Most notably, the Chancellor’s speech delivered investment tax cuts, announced plans to fix our grid infrastructure, provided added financial support for manufacturing, and did it all in a way that will ensure local communities are rewarded.
One of the most impactful announcements was making ‘full expensing’ permanent to spur investment in Britain’s clean manufacturing sector. This permanent tax relief will help offset the amount of tax they pay on their profits by their amount of plant and machinery investment.
Net zero will require a lot of upfront capital. Permanent tax cuts like this will be crucial for alleviating the pressures of recent rise in global supply chain costs and will incentivise businesses to invest here, rather than the USA or China. The relief will also help other sectors to upgrade their machinery to new models, which tend to be cleaner and more efficient.
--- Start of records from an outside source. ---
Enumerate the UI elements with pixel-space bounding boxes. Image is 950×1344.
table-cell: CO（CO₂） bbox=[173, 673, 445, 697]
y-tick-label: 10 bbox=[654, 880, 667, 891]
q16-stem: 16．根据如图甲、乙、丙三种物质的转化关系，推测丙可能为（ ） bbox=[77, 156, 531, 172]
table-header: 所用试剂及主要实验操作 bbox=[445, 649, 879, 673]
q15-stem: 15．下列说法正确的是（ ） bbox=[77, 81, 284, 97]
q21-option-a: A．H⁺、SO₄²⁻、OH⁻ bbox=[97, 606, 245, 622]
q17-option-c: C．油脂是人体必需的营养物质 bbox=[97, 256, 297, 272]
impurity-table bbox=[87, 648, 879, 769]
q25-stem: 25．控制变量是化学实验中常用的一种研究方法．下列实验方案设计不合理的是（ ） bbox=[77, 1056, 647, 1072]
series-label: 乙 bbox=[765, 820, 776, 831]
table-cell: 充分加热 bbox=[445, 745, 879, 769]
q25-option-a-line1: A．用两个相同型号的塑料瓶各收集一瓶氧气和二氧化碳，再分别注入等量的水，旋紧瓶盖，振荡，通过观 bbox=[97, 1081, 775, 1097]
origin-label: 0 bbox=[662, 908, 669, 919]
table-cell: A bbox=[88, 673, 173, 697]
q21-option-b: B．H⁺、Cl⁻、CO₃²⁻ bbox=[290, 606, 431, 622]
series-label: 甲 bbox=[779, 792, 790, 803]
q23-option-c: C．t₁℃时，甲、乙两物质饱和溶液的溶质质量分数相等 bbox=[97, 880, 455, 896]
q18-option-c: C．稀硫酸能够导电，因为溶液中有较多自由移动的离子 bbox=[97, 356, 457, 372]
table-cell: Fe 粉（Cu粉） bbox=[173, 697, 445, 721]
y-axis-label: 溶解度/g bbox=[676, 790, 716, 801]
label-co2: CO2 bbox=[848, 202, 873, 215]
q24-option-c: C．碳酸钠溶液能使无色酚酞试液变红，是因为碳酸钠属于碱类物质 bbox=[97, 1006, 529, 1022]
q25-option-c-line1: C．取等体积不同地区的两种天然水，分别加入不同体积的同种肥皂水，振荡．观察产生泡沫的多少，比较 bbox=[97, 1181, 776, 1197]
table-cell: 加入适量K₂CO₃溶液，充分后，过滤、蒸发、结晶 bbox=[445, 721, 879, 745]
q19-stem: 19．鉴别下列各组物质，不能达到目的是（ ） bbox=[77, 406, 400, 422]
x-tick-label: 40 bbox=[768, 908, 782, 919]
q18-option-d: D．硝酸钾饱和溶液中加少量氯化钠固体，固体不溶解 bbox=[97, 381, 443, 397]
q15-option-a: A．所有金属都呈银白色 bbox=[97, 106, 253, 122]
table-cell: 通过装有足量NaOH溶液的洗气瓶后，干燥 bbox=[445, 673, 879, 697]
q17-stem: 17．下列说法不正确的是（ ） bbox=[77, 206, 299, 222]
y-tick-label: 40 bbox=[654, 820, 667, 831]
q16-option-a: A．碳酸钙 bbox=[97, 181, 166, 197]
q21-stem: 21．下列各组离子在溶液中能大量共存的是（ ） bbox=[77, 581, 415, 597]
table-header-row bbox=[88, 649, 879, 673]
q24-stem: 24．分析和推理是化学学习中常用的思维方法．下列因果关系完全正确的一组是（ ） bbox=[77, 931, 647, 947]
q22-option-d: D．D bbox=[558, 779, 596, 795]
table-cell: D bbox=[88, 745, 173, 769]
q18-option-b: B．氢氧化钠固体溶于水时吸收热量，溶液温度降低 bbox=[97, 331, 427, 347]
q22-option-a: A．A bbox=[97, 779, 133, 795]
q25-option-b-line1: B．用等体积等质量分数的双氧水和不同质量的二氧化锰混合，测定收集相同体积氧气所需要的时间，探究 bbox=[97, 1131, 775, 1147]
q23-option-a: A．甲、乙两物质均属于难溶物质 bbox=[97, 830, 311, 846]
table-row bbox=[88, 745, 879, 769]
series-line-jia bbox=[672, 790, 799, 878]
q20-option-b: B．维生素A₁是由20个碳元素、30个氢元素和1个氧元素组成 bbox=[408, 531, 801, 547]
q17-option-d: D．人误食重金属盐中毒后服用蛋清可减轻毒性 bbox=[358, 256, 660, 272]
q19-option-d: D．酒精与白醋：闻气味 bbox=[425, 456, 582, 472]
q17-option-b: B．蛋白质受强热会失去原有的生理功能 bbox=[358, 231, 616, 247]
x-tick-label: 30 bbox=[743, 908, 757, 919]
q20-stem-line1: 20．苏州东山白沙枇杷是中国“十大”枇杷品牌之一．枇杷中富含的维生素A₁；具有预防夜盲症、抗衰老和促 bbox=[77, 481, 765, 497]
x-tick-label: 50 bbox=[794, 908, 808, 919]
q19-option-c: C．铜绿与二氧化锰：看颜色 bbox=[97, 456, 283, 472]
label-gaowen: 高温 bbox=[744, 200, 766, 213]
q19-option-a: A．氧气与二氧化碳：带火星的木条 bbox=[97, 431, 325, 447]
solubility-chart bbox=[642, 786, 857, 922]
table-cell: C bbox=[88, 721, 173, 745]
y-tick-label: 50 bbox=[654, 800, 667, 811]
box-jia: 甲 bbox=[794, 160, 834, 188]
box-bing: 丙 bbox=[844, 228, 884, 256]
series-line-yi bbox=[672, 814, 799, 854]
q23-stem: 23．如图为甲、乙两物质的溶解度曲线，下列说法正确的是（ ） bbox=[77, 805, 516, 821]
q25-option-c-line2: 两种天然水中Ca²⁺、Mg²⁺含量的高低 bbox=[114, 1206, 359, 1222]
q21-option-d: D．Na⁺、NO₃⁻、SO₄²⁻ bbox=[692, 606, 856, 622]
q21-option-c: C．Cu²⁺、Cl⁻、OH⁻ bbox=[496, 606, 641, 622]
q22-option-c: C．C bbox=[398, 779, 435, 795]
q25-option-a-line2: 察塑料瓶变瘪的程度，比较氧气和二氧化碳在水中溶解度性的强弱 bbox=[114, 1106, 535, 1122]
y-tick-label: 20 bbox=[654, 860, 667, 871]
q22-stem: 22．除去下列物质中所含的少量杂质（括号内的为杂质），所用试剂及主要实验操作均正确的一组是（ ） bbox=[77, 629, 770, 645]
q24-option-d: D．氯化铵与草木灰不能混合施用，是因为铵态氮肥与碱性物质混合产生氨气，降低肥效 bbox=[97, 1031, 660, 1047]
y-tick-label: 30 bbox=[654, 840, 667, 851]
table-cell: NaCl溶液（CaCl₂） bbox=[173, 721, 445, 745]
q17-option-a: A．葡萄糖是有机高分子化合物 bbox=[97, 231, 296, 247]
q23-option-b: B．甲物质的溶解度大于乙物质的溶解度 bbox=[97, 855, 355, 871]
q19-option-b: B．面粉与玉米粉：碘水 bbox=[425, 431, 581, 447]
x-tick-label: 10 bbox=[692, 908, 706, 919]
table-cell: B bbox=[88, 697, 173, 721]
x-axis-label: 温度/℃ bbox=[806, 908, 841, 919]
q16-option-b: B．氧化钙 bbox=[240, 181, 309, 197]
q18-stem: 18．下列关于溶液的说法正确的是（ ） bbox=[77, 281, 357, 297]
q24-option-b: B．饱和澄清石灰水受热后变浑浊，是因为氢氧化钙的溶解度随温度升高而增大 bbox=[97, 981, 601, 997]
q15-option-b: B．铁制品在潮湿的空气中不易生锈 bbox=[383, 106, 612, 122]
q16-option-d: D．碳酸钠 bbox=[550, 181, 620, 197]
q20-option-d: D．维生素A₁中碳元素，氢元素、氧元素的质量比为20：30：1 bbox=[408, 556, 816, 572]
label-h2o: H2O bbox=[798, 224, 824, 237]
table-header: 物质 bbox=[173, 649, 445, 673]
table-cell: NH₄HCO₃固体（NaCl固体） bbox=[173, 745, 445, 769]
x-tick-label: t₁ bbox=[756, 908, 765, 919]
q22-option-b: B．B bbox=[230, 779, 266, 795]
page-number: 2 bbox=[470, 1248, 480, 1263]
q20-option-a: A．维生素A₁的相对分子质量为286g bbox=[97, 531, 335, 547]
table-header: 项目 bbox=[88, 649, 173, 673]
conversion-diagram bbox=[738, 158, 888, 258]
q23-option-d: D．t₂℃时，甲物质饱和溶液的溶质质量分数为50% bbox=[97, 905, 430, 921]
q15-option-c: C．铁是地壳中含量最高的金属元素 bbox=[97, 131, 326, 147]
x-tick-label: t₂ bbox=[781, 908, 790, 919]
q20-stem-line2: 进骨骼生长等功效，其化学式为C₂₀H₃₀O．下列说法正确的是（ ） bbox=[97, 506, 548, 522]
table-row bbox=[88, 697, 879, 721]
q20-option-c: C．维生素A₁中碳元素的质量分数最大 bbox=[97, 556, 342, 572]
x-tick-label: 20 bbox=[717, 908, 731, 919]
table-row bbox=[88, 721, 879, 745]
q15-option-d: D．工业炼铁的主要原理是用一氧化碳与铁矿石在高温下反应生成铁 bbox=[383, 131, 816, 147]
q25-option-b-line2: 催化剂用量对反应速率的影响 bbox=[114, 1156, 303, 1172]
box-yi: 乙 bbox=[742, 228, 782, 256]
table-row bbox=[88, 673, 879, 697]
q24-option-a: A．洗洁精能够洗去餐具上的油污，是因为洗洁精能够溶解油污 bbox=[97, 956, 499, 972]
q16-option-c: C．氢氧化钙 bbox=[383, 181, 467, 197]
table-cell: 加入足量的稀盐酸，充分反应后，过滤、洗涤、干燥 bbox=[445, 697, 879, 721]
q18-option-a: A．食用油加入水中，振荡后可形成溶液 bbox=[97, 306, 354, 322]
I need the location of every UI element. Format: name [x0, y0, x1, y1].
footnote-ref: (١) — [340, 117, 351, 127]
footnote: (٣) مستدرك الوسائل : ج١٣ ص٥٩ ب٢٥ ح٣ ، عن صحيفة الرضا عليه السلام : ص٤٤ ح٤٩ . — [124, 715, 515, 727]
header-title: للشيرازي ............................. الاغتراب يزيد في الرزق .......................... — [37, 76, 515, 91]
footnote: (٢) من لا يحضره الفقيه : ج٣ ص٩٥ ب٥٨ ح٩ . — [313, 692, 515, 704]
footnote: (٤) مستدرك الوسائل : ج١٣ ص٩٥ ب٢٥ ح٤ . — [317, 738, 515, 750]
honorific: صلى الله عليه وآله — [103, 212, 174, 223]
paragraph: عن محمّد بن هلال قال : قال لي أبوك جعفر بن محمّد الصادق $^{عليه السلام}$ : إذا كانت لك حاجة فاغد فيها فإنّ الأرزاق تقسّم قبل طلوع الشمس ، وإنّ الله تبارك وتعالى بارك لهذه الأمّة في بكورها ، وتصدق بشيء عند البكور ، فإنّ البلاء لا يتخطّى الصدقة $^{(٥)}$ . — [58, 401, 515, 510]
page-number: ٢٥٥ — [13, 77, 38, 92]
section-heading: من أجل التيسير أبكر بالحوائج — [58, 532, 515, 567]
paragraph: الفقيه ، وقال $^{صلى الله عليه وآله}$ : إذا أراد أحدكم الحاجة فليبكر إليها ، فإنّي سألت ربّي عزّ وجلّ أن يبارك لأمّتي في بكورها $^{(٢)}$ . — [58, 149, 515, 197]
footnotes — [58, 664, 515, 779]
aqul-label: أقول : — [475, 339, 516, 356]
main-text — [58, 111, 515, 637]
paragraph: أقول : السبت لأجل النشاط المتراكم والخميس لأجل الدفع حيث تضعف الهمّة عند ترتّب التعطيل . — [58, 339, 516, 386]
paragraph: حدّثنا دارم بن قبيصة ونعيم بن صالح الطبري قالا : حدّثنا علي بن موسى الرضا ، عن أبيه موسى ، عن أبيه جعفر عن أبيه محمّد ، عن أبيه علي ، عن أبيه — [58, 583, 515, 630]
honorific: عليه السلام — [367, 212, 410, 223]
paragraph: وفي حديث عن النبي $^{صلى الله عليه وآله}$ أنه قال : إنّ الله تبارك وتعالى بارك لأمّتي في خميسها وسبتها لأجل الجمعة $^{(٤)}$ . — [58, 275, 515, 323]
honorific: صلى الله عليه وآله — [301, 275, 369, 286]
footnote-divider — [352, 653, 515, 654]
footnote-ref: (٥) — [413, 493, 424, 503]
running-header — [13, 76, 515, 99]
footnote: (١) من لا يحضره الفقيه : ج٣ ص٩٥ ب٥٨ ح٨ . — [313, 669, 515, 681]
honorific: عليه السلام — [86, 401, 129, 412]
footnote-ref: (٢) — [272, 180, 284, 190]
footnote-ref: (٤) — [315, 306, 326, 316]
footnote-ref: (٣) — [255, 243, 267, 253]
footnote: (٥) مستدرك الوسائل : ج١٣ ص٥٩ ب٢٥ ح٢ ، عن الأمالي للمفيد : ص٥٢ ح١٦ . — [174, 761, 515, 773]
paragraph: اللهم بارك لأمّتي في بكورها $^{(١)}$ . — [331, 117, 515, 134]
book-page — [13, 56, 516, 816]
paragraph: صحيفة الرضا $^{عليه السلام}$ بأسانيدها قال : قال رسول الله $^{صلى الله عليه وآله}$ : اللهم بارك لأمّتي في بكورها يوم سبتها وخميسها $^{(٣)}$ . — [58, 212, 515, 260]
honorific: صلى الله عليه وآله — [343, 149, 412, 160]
The announcements on community benefits will help ensure that we continue to bring local communities with us on the road to net zero. By providing £1,000 off people’s energy bills over the next 10 years for those living near pylons and electricity substations, developers can incentivise communities to support, rather than block, deployment of low-carbon projects. The government should go further and make community benefits mandatory, rather than the proposed voluntary approach.
On top of easing community concerns to build more grid capacity, the government’s plan for streamlining the grid connection process will ensure new green projects are not unnecessarily delayed in the queue. Its policies will help to cut expensive and time-consuming red tape on boosting homegrown British energy generation and help to cut the long-run cost of managing the electricity system.
To top it off, the government is committing £960 million to support the UK clean energy manufacturing sector. The aim of this is to build up British supply chain capacity for clean technologies, such as carbon capture utilisation and storage, electricity networks, hydrogen, nuclear power, and offshore wind. Capturing more of the low-carbon supply chain will be important for us to improve our resilience to changes on international markets, while also helping to secure investment and more British jobs.
Net zero is a big challenge and the Chancellor’s announcements are a step in the right direction, yet there is scope to go further and maximise the bang we get for our buck.
A lack of long-term, energy efficiency action was disappointing. Incentives to reduce the amount of wasted heat through better insulation, lowering people’s energy bills and keeping homes warmer, are imperative. This is an area crying out for tax cuts. Slashing stamp duty (an already unpopular tax) for people who upgrade their home’s energy efficiency, implementing salary sacrifice schemes for upgrades, and making landlords’ investments in the energy efficiency of their properties tax-deductible are some of the many options the government could go for.
All in all, this statement surpassed expectations: there were some great announcements for net zero that will boost the British economy and help to cut energy bills. The Chancellor should contemplate further measures in the lead up to spring to fully reap the political and economic rewards that action on climate change can bring.